Each session gets a tailored prompt: safety rules, scope limits (file count, line count, time budget), project context, and type-specific guidance. Code-change workers use multi-model self-review.
Workers log every decision with a severity tag: [low], [medium], [high], [blocked]. These flow into review files at ~/.claude/autodo/{id}/review.md. Low-risk-only reviews can be auto-approved; anything else requires human judgment.

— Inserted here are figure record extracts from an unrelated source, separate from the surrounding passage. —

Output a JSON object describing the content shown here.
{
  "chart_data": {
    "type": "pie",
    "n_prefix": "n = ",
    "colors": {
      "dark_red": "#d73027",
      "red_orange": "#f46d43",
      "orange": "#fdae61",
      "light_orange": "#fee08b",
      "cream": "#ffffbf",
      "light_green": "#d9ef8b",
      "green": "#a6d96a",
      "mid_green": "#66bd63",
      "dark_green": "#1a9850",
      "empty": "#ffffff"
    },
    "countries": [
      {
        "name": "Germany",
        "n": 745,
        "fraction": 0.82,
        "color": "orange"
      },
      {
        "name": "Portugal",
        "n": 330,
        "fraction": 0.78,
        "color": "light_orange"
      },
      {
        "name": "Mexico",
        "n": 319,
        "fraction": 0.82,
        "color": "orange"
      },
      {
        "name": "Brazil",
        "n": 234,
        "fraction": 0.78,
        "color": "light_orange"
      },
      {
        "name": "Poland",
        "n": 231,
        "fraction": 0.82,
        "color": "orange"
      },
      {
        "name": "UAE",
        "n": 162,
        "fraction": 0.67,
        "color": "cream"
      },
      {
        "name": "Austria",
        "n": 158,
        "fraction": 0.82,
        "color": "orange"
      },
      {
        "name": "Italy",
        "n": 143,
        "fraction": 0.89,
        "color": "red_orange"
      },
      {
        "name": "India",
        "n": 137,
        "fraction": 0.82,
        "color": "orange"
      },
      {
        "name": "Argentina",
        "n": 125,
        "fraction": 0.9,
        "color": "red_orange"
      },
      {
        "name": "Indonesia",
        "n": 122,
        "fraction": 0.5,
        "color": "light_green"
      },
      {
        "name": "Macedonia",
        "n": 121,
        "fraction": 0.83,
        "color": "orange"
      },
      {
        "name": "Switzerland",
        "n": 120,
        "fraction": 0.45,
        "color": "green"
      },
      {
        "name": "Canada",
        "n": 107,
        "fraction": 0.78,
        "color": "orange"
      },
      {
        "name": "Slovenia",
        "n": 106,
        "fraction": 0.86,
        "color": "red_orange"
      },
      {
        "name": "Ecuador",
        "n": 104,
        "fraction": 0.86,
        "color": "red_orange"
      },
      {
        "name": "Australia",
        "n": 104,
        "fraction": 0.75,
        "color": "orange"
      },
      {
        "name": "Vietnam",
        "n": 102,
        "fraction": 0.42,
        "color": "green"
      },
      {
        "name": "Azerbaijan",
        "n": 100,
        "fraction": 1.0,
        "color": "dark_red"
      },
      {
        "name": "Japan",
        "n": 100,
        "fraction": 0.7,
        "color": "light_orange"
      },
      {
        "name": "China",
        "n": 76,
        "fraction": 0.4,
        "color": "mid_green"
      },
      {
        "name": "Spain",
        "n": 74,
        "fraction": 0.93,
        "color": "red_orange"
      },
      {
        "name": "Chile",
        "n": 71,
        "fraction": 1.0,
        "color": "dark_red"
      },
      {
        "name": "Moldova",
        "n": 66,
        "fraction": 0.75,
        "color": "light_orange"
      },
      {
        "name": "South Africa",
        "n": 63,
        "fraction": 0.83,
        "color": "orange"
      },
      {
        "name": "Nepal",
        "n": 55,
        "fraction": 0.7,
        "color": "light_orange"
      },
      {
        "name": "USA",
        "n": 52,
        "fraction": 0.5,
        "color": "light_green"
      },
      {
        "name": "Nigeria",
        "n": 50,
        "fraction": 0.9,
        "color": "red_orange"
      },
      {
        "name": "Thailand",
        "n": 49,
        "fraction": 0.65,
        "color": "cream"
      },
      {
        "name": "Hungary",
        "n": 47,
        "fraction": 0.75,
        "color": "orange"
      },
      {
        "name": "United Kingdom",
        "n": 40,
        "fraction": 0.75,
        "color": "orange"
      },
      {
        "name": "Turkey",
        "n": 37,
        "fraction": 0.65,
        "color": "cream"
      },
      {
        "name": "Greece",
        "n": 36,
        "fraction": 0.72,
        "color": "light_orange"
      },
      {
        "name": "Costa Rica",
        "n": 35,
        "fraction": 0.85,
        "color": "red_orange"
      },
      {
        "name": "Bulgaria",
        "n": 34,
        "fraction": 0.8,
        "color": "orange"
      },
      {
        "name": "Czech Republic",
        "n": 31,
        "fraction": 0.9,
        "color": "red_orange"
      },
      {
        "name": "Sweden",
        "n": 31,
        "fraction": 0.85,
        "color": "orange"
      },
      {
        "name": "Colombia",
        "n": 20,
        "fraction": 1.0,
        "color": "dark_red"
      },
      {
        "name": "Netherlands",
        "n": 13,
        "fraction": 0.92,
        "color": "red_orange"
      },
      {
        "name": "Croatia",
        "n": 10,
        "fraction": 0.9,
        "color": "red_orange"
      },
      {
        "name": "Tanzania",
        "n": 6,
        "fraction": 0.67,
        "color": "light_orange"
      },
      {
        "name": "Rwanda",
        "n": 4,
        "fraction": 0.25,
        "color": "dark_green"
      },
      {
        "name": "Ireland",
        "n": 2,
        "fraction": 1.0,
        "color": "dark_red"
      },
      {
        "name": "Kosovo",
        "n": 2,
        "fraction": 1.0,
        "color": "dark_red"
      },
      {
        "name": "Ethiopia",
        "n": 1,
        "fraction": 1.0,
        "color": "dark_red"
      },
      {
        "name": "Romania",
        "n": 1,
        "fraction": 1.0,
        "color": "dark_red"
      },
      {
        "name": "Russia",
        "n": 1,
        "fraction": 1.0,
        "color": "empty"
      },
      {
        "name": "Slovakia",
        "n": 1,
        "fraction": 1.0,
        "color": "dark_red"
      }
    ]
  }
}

Two trust levels determine what the forked session can do:
No file modifications. Produces structured reports: audits, research, evaluations. Always eligible for autonomous start. Output goes to ~/.claude/autodo/{id}/report.md.
Creates branch auto/autodo/{date}/{id}, commits with [auto] prefix, tags checkpoints as autodo-checkpoint-N. Only auto-starts for low-risk items.
Three mechanisms prevent runaway work:
User-return detection — If user idle time drops below 2 minutes, active workers are paused. Your keystrokes always take priority.
Timeout enforcement — Each item has a max_minutes budget (10–45 min depending on scope). Worker is marked complete when time expires.
Session liveness — Engine polls whether the forked session is still alive. Dead sessions are marked complete automatically.
| Check | Finds | Freq |
|---|---|---|
| broken_links | Markdown links to non-existent paths | Weekly |
| port_mismatches | Doc port numbers that don't match Caddyfile | Weekly |
| conventions | 8 rg patterns: bare except, Optional[], logging import, etc. | Weekly |
| error_swallowing | try/except returning falsy sentinels or bare pass | Monthly |
| registry_consistency | Service registry vs plist vs tasks.py cross-check | Weekly |
| logging_context | Error logs missing structured kwargs (url=, key=) | Weekly |
| dead_code | Unused imports and uncalled functions | Monthly |
| duplication | Known copy-paste anti-patterns across files | Monthly |
| logging_thoroughness | Full-codebase logging audit (skips startup/debug) | Weekly |
| test_health | Test suites that fail, flake, or haven't run recently | Daily |
Each scanner check is a function returning structured results. Adding a new source or check is the primary extension point — the queue, execution, and review machinery is shared.